Per gli apocalittici che sappiano fare ironia, non possiamo non menzionare il ciclo di Guida galattica per gli autostoppisti, classico di Douglas Adams ormai diventato saga, che proprio da una presunta distruzione e fine del mondo trae il proprio spunto di inizio. Apocalisse e catastrofe un po’ più insidiose e poco comiche invece in Anna, di Nicolò Ammaniti, storia struggente in cui, in una Sicilia diventata un'immensa rovina, una tredicenne cocciuta e coraggiosa parte alla ricerca del fratellino rapito. «Una luce che si accende nel buio e allarga il suo raggio per rivelare le incertezze, gli slanci del cuore e la potenza incontrollabile della vita. Perché, come scopre Anna, la vita non ci appartiene, ci attraversa», recita la quarta di copertina.

Se siete ipocondriaci, la medicina perfetta è l’ultimo libro di Lorenzo Marone, Inventario di un cuore in allarme (Einaudi), un’ironica analisi dedicata a un ipocondriaco desideroso di smettere di tormentare gli altri con le proprie ossessioni.

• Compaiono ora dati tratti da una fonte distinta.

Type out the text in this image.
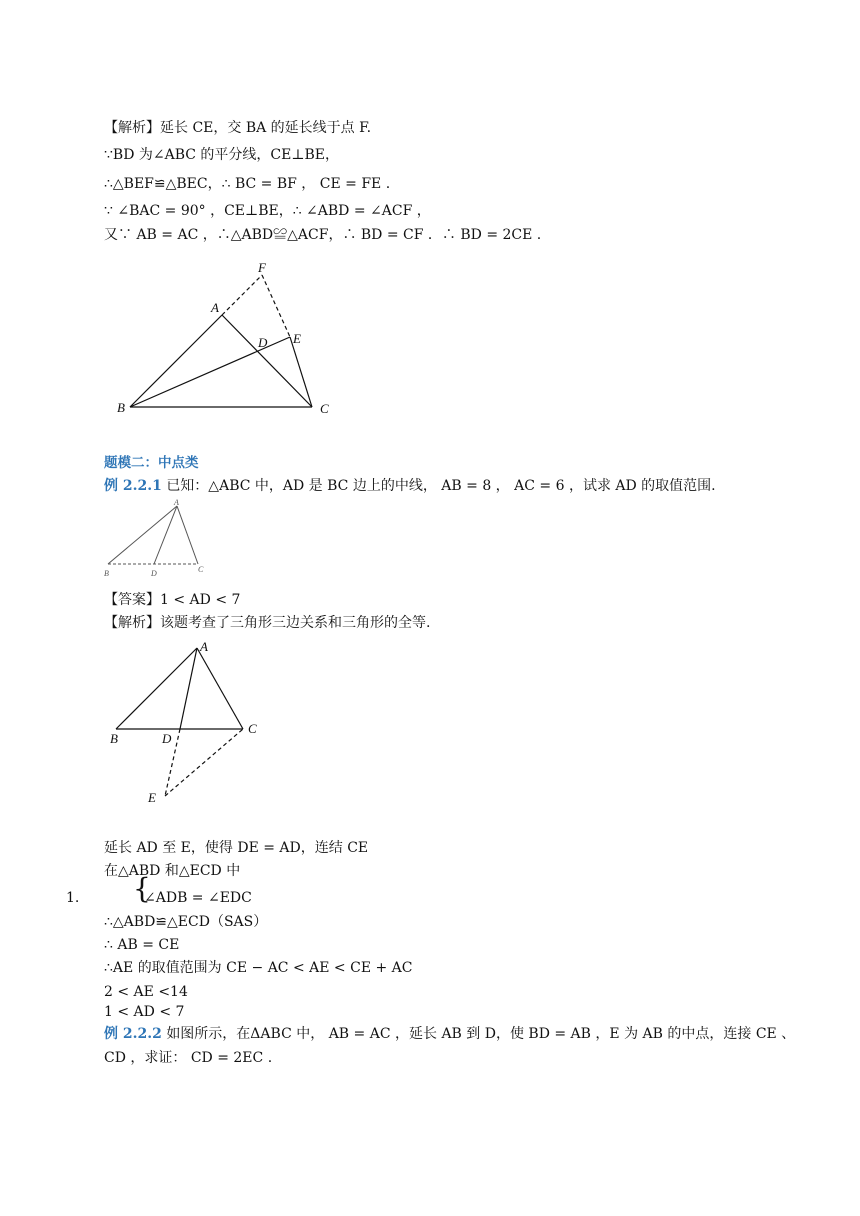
【解析】延长 CE，交 BA 的延长线于点 F.
∵BD 为∠ABC 的平分线，CE⊥BE，
∴△BEF≌△BEC，∴ BC = BF ， CE = FE .
∵ ∠BAC = 90° ，CE⊥BE，∴ ∠ABD = ∠ACF ，
又∵ AB = AC ，∴△ABD≌△ACF，∴ BD = CF ．∴ BD = 2CE .
F
A
D E
B	C
题模二：中点类
例 2.2.1 已知：△ABC 中，AD 是 BC 边上的中线， AB = 8 ， AC = 6 ，试求 AD 的取值范围.
A
B	D	C
【答案】1 < AD < 7
【解析】该题考查了三角形三边关系和三角形的全等.
A
B	D
C
E
延长 AD 至 E，使得 DE = AD，连结 CE
在△ABD 和△ECD 中
1. {
∠ADB = ∠EDC
∴△ABD≌△ECD（SAS）
∴ AB = CE
∴AE 的取值范围为 CE − AC < AE < CE + AC
2 < AE <14
1 < AD < 7
例 2.2.2 如图所示，在ΔABC 中， AB = AC ，延长 AB 到 D，使 BD = AB ，E 为 AB 的中点，连接 CE 、
CD ，求证： CD = 2EC .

Un modo per sorridere cercando di esorcizzare le paure, e accettare le imperfezioni con un po’ di leggerezza.

L’isolamento è una condizione perfetta per rispolverare qualche grande classico dell’avventura, magari in compagnia dei piccoli: impossibile non citare la storia del naufrago più celebre, Robinson Crusoe, di Daniel Defoe, ma anche l’avventura dell’Isola misteriosa di Jules Verne.

Come superare infine l’attesa, lunga e stressante? Con le storie di due bambini, ciascuna piena di bellezza e profondità adatti a tutte le età. Partiamo dal grande classico sulla Shoah, Il diario di Anne Frank: non sono necessarie spiegazioni sulla preziosità dell’attesa densa di paura e speranze che coinvolge la ragazzina protagonista. Finiamo, invece, con una storia a tratti surreale e allegorica, Leone, il romanzo di Paola Mastrocola che racconta di un piccolo protagonista abituato a pregare e che, per tale caratteristica, desta sospetti e imbarazzi intorno a sé. Sarà proprio il potere della speranza a salvare Leone e tutta la sua comunità dalla frustrante attesa che passi un temporale che ha l’aspetto di un fenomeno di natura inarrestabile.